Nous colmatons les brèches
Face à tout cela, un seul slogan semble aujourd’hui devoir résonner à tout bout de champ : "Il faut restaurer l’ordre !" Comme si l’ordre en soi était une valeur suffisante pour assurer le bonheur des hommes... Les sociétés qui prônent l’ordre comme absolu de leur horizon se muent vite en prison à ciel ouvert : il n’y a que dans les pénitenciers les plus sévères et dans certaines casernes que l’ordre est la règle d’airain. S’il est nécessaire, ce principe ne peut, sauf contresens tragique, suffire à rassembler une société. La sécurité ne sera jamais la première des libertés. Ni dans l’État, ni dans l’Église : non qu’elle soit inutile, mais elle ne peut constituer à elle seule le cap d’une politique sans diriger le navire qui la choisit comme gouvernail vers la tyrannie ou le sectarisme.
Cessons de nous retrancher derrière nos exigences de sécurités illusoires et occupons-nous d’avantage de justice.

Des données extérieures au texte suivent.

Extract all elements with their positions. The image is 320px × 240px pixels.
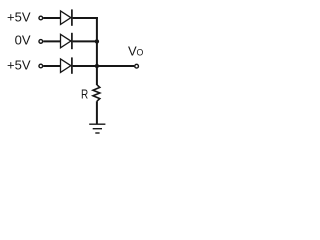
svg-text:0V: 0V bbox=[15, 33, 31, 48]
svg-text:O: O bbox=[137, 47, 144, 57]
svg-text:R: R bbox=[81, 87, 88, 102]
svg-text:+5V: +5V bbox=[7, 9, 31, 24]
svg-text:+5V: +5V bbox=[7, 57, 31, 72]
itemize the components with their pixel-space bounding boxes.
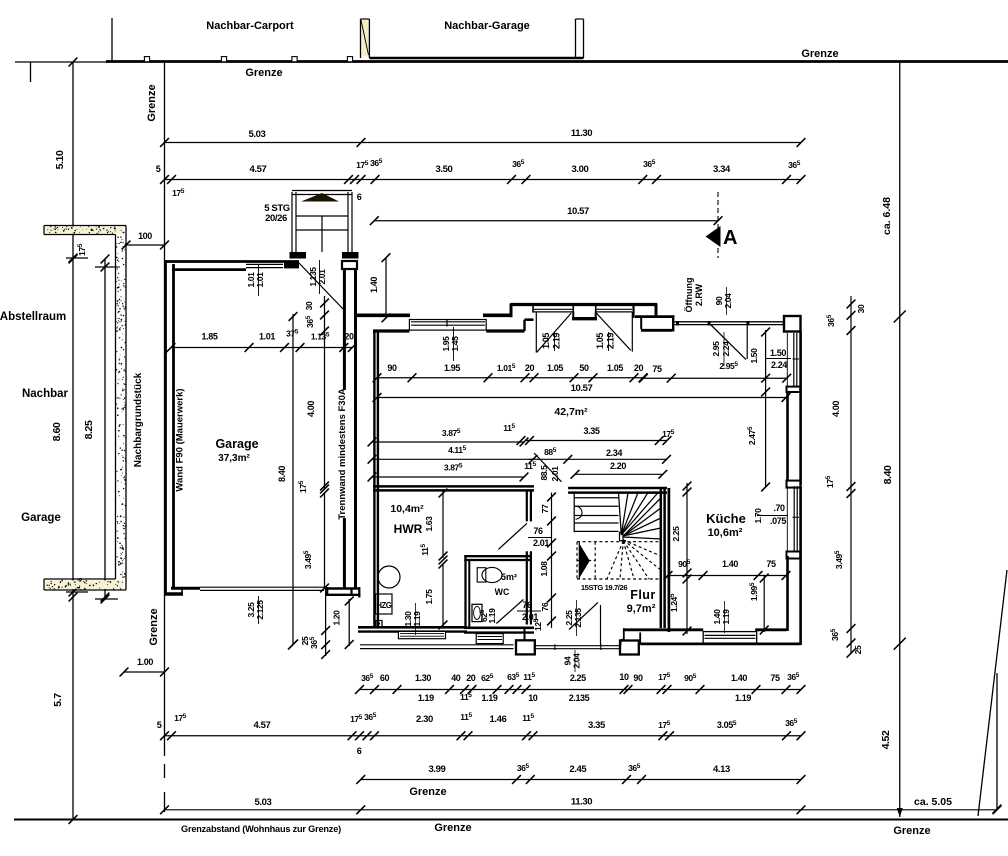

Sans doute, la sécularisation qui ne sait plus penser le monde autrement qu’en fantasmant une existence épurée de tout accident, aseptisée et normée, n’y est-elle pas pour rien. Il y a trop d’incendies ? Multiplions les canadairs ! L’essence coûte trop cher ? Envoyons des chèques ! L’islam nous fait peur ? Renvoyons des imams ! On pourrait multiplier les exemples... Non qu’ils soient inutiles : ils traduisent notre absolue impuissance collective à envisager un avenir. Nous colmatons les brèches dans une société où, par exemple, le travail est devenu la condition du loisir et non plus la grandeur de la vie, tout en nous résignant aux contraintes et ne supportant plus le risque.
L’eau ne cesse de jaillir
Cette rentrée sera rude, nous prédisent ceux qui ne voient plus de possible. Elle l’est déjà, rude, alors que l’été est toujours là, pour nombre d’hommes et de femmes à qui l’on a volé l’Espérance. En les décourageant de croire, en les ensevelissant sous des règles et des principes devenus tellement envahissants et en même temps si élevés, qu’ils bâtissent des murs autour des seules sources où l’eau ne cesse de jaillir. Des régions entières sont en état de canicule ou de sécheresse : les nappes souterraines et des fleuves sont à leurs plus bas niveaux depuis des lustres. Contre cela, nous ne pouvons pas grand-chose à titre personnel sinon changer quelques habitudes dispendieuses. Mais comment expliquer et justifier que la source d’eau vive, celle par laquelle le Christ lui-même se donne à tous ceux qui cherchent à étancher leur soif, oui, comment expliquer que cette source-là soit perçue encore moins accessible par beaucoup de nos contemporains qui s’en estiment exclus ou indésirables ?
L’Évangile ne cesse de nous désigner un Sauveur qui s’expose, se livre, se donne jusqu’au plus intime de lui-même, sans rien refuser, sans rien préserver de lui-même. Cessons de nous retrancher derrière nos exigences de sécurités illusoires et occupons-nous d’avantage de justice qui est la condition pour la vraie charité, tout en essayant de nous tenir un peu plus sous la Vérité du regard de Dieu. N’attendons pas que le monde passe, car il passe, sans chercher à l’ensemencer chaque jour de l’œuvre créatrice à laquelle Dieu ne cesse de nous appeler à collaborer.